"Philosophy is like trying to open a safe with a combination lock: each little adjustment of the dials seems to achieve nothing, only when everything is in place does the door open." Ludwig Wittgenstein

Thursday, November 18, 2010

RESPONSE NUMBER SIX To Galatians Re-imagined: Reading with the Eyes of the Vanquished (Fortress 2010) by Brigitte Kahl


KAHL’S INTRODUCTION

In my previous post, I mentioned that Brigitte Kahl recommends Mark Nanos’ book, The Irony of Galatians (Augsburg Fortress 2002), especially at pp. 257-71.

Nanos write that the Apostle Paul’s addressees in Galatia were not Jews, although adherents of Messiah Jesus (“Paul’s Gentiles”). As non-Jews, they were compromising the security of the synagogue(s) by claiming the privilege – as Jews – to no longer be required to show honor to the Emperor by way of mandated participation in the imperial cult. Nanos then argues that the Jewish community (communities?) responded to this threat by pressuring Paul’s Messiah Jesus converts to become proselytes and submit to circumcision.

Paul’s Galatians letter is ambiguous as to the identities of both the community (communities) addressed and the opponents Paul is confronting. This ambiguity explains the existence of both Nanos’ book and Kahl’s, to say nothing of most other commentaries: biblical scholars want to have their say and also want to say something fresh, if not novel. (The faddish nature of New Testament scholarship is a subject for another day.)

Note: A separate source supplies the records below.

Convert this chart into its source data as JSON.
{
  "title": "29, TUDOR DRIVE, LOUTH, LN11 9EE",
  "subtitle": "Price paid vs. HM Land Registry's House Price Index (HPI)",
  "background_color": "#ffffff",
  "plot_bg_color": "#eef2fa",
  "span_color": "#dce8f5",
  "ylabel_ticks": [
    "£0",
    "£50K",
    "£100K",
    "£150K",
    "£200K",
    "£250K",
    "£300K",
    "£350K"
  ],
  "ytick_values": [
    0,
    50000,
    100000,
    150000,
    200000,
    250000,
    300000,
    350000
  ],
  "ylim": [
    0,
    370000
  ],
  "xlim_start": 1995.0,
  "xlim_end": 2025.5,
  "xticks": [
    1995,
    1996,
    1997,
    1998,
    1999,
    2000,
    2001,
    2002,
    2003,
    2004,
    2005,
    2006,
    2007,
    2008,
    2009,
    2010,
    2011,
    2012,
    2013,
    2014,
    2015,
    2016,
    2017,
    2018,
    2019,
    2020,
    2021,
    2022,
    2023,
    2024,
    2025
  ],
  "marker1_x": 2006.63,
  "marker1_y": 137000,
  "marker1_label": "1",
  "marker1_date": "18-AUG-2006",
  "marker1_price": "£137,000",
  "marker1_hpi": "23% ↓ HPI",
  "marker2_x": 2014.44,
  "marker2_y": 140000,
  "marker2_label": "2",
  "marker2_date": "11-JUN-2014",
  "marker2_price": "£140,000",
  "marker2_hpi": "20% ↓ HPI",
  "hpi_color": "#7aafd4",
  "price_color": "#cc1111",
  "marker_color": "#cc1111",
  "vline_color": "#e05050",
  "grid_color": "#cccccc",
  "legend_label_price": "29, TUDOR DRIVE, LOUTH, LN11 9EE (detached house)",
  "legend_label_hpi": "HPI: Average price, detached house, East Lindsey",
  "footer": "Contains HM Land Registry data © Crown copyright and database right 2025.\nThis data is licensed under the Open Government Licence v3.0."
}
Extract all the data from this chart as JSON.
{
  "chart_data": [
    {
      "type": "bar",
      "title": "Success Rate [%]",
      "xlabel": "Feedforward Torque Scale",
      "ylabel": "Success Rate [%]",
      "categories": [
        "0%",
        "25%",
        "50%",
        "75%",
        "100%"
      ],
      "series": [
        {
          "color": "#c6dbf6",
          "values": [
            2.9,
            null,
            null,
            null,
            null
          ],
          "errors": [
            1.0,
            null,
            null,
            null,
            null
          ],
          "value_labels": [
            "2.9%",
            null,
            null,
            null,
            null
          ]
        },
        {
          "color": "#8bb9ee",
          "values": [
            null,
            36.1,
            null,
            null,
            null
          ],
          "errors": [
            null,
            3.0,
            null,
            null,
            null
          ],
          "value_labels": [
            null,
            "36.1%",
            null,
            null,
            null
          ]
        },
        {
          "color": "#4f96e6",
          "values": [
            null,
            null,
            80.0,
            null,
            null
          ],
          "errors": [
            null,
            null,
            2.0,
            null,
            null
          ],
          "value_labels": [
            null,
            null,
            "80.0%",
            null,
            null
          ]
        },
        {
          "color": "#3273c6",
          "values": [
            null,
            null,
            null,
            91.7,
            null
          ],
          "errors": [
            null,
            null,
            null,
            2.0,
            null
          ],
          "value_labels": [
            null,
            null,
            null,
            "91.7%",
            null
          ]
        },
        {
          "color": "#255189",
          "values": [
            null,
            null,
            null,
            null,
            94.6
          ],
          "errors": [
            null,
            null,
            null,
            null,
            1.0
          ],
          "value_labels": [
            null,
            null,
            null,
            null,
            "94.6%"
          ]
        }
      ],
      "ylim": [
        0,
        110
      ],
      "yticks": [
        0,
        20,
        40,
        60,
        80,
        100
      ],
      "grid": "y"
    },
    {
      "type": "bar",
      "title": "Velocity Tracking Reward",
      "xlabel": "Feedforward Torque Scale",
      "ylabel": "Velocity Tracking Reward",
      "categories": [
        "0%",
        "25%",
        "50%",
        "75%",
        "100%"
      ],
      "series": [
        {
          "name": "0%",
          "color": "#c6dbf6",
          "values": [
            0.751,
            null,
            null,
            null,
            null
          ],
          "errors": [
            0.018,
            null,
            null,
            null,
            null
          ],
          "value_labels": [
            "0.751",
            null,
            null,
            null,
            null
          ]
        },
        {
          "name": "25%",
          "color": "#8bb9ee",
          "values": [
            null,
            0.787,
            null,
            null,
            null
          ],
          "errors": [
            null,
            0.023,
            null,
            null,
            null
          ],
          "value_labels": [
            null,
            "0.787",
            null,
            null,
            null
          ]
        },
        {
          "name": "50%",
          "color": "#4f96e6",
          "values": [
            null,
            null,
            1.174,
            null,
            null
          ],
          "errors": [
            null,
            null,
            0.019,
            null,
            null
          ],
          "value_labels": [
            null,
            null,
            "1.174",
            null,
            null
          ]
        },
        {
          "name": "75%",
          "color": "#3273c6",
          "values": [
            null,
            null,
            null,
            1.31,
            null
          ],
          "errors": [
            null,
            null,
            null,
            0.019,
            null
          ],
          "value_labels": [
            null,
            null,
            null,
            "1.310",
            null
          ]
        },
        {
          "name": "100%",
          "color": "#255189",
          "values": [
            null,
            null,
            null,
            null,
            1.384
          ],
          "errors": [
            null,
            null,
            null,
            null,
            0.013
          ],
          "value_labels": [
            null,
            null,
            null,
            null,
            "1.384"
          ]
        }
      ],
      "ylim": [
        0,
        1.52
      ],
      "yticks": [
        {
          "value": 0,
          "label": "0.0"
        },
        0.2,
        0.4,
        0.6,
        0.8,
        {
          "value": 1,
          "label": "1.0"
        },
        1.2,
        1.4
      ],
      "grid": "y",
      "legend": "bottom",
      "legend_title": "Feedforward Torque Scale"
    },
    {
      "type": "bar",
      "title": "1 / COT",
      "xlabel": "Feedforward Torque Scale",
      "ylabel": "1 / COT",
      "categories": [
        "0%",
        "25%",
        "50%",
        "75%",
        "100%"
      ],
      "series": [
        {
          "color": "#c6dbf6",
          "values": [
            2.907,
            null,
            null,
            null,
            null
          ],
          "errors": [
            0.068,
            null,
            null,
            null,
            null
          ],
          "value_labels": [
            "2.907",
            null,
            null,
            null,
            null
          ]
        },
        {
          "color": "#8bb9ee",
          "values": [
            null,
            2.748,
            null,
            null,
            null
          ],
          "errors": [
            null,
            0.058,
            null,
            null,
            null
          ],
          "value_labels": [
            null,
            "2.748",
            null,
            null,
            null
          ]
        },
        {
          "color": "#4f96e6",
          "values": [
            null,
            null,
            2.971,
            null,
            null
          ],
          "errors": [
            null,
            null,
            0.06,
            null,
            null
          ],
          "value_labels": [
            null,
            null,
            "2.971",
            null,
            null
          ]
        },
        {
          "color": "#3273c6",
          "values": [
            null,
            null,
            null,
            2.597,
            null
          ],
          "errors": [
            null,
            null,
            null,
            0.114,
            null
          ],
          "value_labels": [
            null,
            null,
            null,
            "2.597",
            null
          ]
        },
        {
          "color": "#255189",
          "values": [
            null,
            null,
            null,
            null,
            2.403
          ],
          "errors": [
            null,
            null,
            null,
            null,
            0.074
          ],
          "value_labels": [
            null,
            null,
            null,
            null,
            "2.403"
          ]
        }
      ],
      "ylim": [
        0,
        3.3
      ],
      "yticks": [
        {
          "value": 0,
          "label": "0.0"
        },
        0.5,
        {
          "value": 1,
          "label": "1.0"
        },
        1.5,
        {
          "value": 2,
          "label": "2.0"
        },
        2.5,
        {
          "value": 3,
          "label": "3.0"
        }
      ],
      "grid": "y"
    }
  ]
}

About the identities of the parties mentioned in the Galatians letter, decisions have to be made by those who write commentaries. Nanos has made his calls, and Kahl’s introductory remarks indicate she has adopted a similar position in her book. (You will recall, I am reviewing her book as I work through it.)

I leave it to the readers of Mark Nanos to decide if he is persuasive that synagogue representatives (Nanos, unfortunately, calls them “control agents”) would demand circumcision of non-Jews, whose adherence was not to Judaism per se, but to a Jewish itinerant preacher, executed under Roman authority in Roman-occupied Jerusalem. 

My own take on these identity questions is that Paul, in Galatians, is having to defend himself from allegations that he is a man of extreme violence and therefore, lacking in credibility as a reliable counselor in religious matters. This bitter criticism of Paul was made, I believe, in Galatia by survivors of his earlier persecution of Diaspora Christian Jews, whom he had run out of Jerusalem and who had returned to their homes in Galatia, there to denounce Paul to their co-communicants, some of whom were Gentile. 

(See my article, “Paul and the Victims of His Persecution: The Opponents in Galatia” 32 Biblical Theology Bulletin No 4 (Winter 2002) pages 182-191.)

Kahl’s first reference to Nanos, appearing here in the Introduction, may yet be qualified in her more detailed explication in the book.